As reported in a 2011 New Yorker article, Scientologists are taught that, 75 million years ago, an evil alien galactic overlord named Xenu, concerned about overpopulation, transported billions of “surplus” beings to Earth in spaceships resembling airplanes and stacked them around volcanoes. Hydrogen bombs were then set off inside the volcanoes, scattering their souls into the atmosphere. These tormented souls – “thetans,” in Scientology-speak – supposedly cluster around human beings, causing physical and emotional problems. Auditing is meant to “clear” people of these extra thetans and their negative energy and allow them to gain full control of their own thetan.
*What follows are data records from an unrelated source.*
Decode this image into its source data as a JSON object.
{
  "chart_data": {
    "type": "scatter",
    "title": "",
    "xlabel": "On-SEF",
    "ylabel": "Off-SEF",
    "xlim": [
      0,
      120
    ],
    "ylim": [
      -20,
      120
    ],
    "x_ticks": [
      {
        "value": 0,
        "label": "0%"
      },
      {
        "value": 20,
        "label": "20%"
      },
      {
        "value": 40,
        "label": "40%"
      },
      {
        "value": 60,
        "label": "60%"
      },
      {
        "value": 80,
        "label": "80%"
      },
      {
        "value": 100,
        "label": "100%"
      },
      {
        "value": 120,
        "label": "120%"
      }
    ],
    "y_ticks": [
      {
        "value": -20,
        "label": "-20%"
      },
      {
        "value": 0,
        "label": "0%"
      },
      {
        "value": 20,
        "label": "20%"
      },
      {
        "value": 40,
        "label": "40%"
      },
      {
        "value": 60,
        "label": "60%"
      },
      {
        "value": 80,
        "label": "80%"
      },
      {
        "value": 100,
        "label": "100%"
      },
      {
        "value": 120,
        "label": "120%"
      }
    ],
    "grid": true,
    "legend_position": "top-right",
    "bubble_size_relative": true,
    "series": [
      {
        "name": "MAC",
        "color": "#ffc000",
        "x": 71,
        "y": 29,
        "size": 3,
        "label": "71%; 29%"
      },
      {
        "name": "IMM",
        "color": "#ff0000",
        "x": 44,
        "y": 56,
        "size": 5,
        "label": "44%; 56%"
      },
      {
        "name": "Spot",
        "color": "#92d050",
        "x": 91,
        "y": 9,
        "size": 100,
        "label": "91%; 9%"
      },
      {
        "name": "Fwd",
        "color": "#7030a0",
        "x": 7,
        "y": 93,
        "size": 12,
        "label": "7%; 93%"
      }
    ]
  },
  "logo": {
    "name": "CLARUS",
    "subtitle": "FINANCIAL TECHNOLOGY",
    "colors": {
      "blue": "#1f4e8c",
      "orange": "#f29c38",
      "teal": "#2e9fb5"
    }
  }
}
Once entirely clear, people can become “Operating Thetans,” working towards reclamation of a godlike original status in which they can manipulate reality through the sheer force of will.
Among Scientologists, Hubbard is considered immortal. As a matter of public record, he died from a stroke in 1986. But, according to his successor, David Miscavige, Hubbard simply reached such a high state of self-control that he was able to simply “drop his body” and moved onto a new and higher level.
This idea flatly contradicts NOI’s own creation story, of course, which holds that God is a black man who returned to Earth in the form of a man named Fard Muhammad to guide his people back to their original path. Though little is known about him, Fard Muhammad, like Hubbard, was real man. He first surfaced in Detroit in 1930, teaching a completely unorthodox version of Islam in which God, who is black himself, created black men in his image. Fard Muhammad disappeared in 1934, leaving behind a large congregation in Chicago, which is still NOI’s base. Elijah Muhammad – considered to be a prophet in his own right – took control of the church, telling NOI members that their leader had shed his earthly form and returned to his heavenly dominion. On his death in 1975, Elijah Muhammad supposedly ascended to the Mother Wheel, where Farrakhan claims to have spoken with him in 1985.